Amma… filmin kahramanı sevimli, cici fakat fakir bir kız olan Ayla, kendisinden biraz büyük ağabeysi ile, en yeni elbiselerini giyip, orta halli bir ailenin tek oğlu olan Ali’nin doğum günü partisine gidince yanıldığımı anladım.

YALANA TEŞVİK Mİ ?
İçlerinde Ayla ve ağabeysi de olduğu halde, birçok çocuk, Ali’nin doğum gününü neşe içinde kutlamaktadırlar. Eğlencenin en hararetli anında birden kapı çalınır. Ali’nin annesi kapıya yönelir ve az sonra pikaba plak koyan Ali’nin yanına bir delikanlı ile beraber gelir. ’’Bak, doğum gününe ben de bir arkadaşımı çağırdım “der. Sonra da genç adamı içerideki bir odaya götürürken oğluna şöyle söyler: “Biliyorsunki baban geç gelir. Şayet erken gelirse , Melih beyin jimnastik hocan olduğunu söylersin” Aslında bu genç adamın spor öğretmenliği ile hiçbir ilgisi yoktur . Düpedüz Ali’nin annesinin aşığıdır… Ve kadın durumu sezen oğlunu yalancılığa teşvik etmekte, onu “Babana bir şey söylersen beni bir daha göremezsin’’ diye tehdit etmektedir. Filmin burasında yeğenim birden kolumu dürttü,
-“Ağabey’’dedi “Kadın oğlunun neden yalan söylemesini istiyor?’’
Yeğenimin sorduğu bir soruyu ilk defa cevaplandıramıyordum. O anda verecek bir cevap bulamadığım için de “sus da filmi seyret” demekle yetindim.

Annesi aşığını gönderdiği odaya girerken Ali’de arkadaşlarının yanına döner. Herşeyden habersiz arkadaşları ile eğlenirken telefon çalar. Telefon eden babasıdır. Çok işi olduğu için doğum günü partisine gelemediğini söyler ve oğlundan özür diler.

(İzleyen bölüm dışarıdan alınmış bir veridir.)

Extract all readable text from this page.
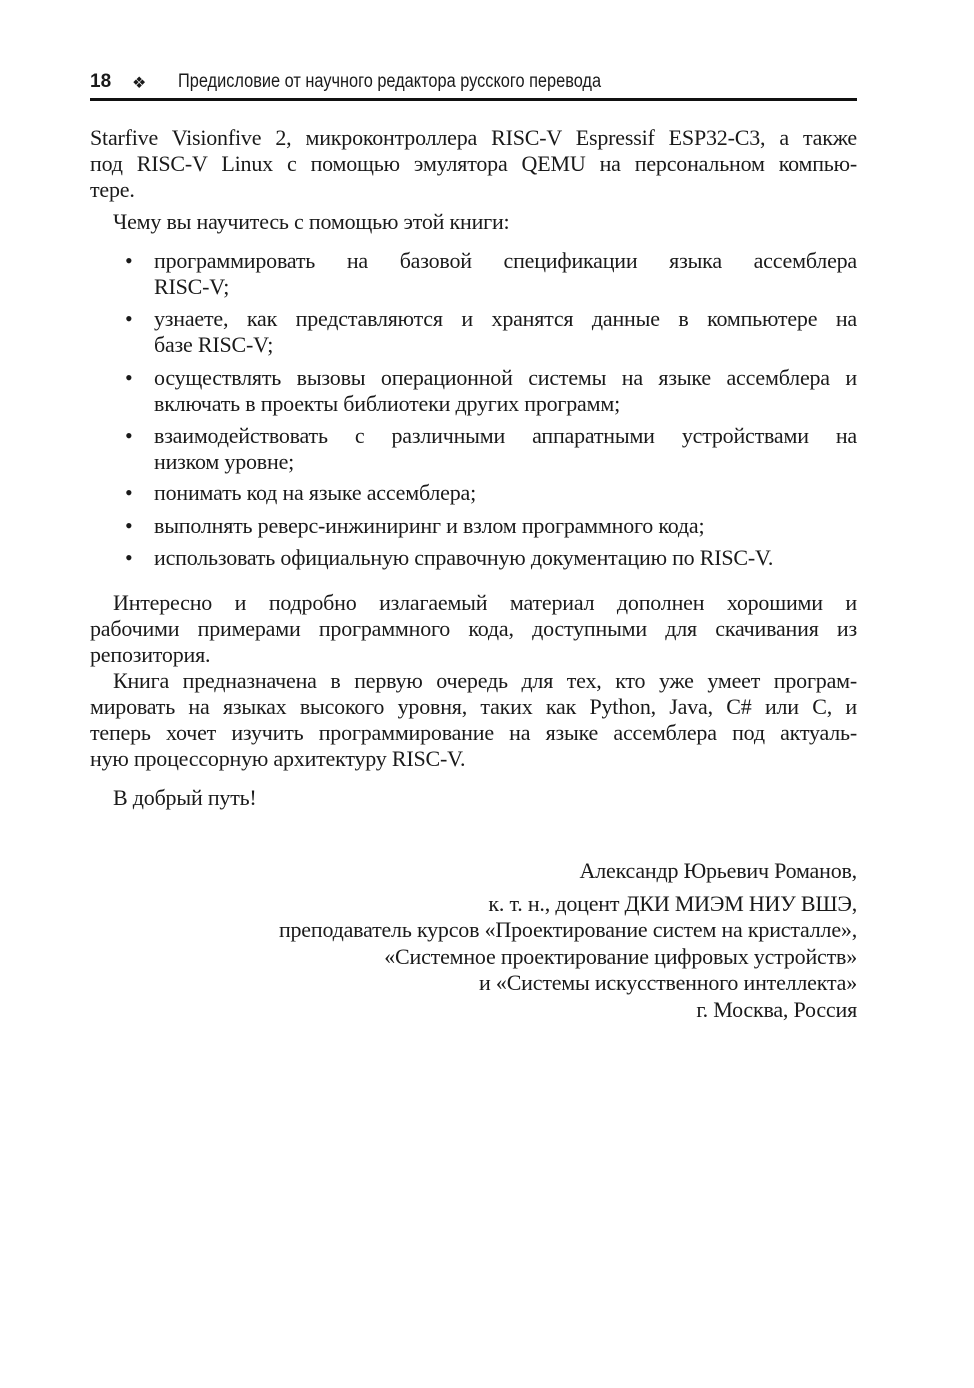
18 ❖ Предисловие от научного редактора русского перевода
Starfive Visionfive 2, микроконтроллера RISC-V Espressif ESP32-C3, а также
под RISC-V Linux с помощью эмулятора QEMU на персональном компью-
тере.
Чему вы научитесь с помощью этой книги:
• программировать на базовой спецификации языка ассемблера
RISC-V;
• узнаете, как представляются и хранятся данные в компьютере на
базе RISC-V;
• осуществлять вызовы операционной системы на языке ассемблера и
включать в проекты библиотеки других программ;
• взаимодействовать с различными аппаратными устройствами на
низком уровне;
• понимать код на языке ассемблера;
• выполнять реверс-инжиниринг и взлом программного кода;
• использовать официальную справочную документацию по RISC-V.
Интересно и подробно излагаемый материал дополнен хорошими и
рабочими примерами программного кода, доступными для скачивания из
репозитория.
Книга предназначена в первую очередь для тех, кто уже умеет програм-
мировать на языках высокого уровня, таких как Python, Java, C# или C, и
теперь хочет изучить программирование на языке ассемблера под актуаль-
ную процессорную архитектуру RISC-V.
В добрый путь!
Александр Юрьевич Романов,
к. т. н., доцент ДКИ МИЭМ НИУ ВШЭ,
преподаватель курсов «Проектирование систем на кристалле»,
«Системное проектирование цифровых устройств»
и «Системы искусственного интеллекта»
г. Москва, Россия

Sonra da annesini telefona çağırmasını ister.
Ali annesi ve aşığının biraz önce girdikleri odaya doğru yönelir. Kapıyı hızla açar. Ve açmasıyla beraber filmi seyreden seyirciler gibi donup kalması bir olur. Çünkü annesi Melih beyin kolları arasındadır. Sakın bir aşk filmi anlattığımızı zannetmeyin. Bu bizde büyükler kadar küçüklerinde görmesi gerekir diye resmi tavsiyeli bir çocuk filmidir.

Ali anne ve baba şefkatinden mahrum bir çocuktur. O gece ,annesi ile babasının önünde kavga etmeleri onu daha da perişan eder. Anne kocasına kendisiyle ilgilenmediğini söylerken, adamcağız “Ne yapayım?’’ diye kendini müdafa eder. ’’Ben eve keyfime iş getirmiyorum ki senin ve Ali’nin daha iyi yaşaması için çalışıyorum. “Bu müdafa karşısın da genç kadın boşanır” Fazla çalışmandan, bu zırıltıları eve getirmenden bıktım. İlgi ve eve hayat getiren bir kocaya ihtiyacım var. Sevgiye ve bir erkeğe ihtiyacım var. Yanımda pestil gibi uyuyan erkeğe değil”.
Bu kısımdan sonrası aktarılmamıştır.